Article from Bean's Trees and Shrubs Hardy in the British Isles

Recommended citation
'Euonymus planipes' from the website Trees and Shrubs Online (treesandshrubsonline.org/articles/euonymus/euonymus-planipes/). Accessed 2024-04-25.

A deciduous shrub or small tree, closely akin to E. latifolius, and of similar habit and dimensions and with the same long, pointed winter buds. The leaves are like those of that species in most respects, but are coarsely toothed, and the stalk is not channelled on the upper side. The fruit is four- or five-lobed, as in E. latifolius, but differs in having the top conical; nor are the wings of each lobe flattened and knife-like as in E. latifolius.

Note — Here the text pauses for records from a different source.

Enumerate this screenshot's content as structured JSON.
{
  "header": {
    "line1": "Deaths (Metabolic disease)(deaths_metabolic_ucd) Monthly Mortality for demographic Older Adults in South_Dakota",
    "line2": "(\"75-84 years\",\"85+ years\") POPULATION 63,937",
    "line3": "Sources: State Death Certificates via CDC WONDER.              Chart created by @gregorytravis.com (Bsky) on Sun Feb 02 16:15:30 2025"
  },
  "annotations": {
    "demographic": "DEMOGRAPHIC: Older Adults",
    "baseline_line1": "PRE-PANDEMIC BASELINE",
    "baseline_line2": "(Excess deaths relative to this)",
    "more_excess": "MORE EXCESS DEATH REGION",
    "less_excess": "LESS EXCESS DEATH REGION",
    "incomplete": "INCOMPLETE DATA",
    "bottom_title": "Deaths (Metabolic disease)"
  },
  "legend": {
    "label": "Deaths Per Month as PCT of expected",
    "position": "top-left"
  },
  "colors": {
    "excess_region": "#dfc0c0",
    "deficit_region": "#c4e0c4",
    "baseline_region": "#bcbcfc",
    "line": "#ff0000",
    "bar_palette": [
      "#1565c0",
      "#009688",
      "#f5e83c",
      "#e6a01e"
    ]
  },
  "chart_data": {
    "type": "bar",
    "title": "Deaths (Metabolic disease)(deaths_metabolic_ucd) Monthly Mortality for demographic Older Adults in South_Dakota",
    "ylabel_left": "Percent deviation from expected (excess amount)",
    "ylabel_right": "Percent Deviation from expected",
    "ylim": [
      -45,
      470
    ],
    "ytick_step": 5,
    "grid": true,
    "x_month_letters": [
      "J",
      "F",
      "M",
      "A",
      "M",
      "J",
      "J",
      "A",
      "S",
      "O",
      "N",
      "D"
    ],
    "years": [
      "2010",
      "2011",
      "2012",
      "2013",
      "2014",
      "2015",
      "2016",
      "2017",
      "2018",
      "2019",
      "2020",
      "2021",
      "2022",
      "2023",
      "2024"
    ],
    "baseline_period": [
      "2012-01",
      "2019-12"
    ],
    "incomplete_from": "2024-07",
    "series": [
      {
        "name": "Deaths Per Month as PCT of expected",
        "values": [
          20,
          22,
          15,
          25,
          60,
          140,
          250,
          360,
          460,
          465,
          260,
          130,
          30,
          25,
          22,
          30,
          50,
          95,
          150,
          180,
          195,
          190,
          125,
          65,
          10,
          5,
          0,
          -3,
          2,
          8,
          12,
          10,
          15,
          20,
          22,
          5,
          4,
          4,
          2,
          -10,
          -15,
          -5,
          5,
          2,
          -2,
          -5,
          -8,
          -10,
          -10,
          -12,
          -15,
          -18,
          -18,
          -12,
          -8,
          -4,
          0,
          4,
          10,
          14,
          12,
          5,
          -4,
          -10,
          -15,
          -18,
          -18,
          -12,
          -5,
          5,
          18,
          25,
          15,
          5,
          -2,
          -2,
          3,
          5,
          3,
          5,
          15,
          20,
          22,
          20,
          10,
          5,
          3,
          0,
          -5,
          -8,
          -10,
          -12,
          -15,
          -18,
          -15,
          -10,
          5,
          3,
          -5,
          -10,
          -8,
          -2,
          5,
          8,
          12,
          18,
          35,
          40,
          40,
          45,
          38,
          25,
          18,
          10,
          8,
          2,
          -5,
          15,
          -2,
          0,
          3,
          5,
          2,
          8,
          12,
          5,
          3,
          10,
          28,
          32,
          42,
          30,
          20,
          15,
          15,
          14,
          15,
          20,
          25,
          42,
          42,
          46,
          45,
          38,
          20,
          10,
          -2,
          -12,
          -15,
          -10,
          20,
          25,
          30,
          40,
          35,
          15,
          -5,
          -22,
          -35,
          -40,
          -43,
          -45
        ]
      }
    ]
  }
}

Except in these respects the two differ but little.

Native of Japan, Korea, the Russian Far East, and N.E. China; introduced to Kew from the Arnold Arboretum in 1895. It is quite as handsome a species as E. latifolius, both for its fruit and its red autumn colour, but only in recent years have its merits come to be at all widely appreciated.

E. sachalinensis (Fr. Schmidt) Maxim. E. latifolius var. sachalinensis Fr. Schmidt – Although closely related to E. planipes, this species is well distinguished by its purple or dark red flowers and its small, few-flowered inflorescences. Native of Sakhalin; probably not in cultivation. The species is typified by the plant of Sakhalin which Schmidt described originally as a variety of E. latifolius. Maximowicz later raised this variety to the specific level, and at the same time published a new description which, as is clear from the description itself and from the specimens he cites, includes plants which are really E. planipes.

In Japan, E. sachalinensis is represented by var. tricarpus (Koidz.) Kudo, distinguished by the fruits being three-lobed against five-lobed in the type.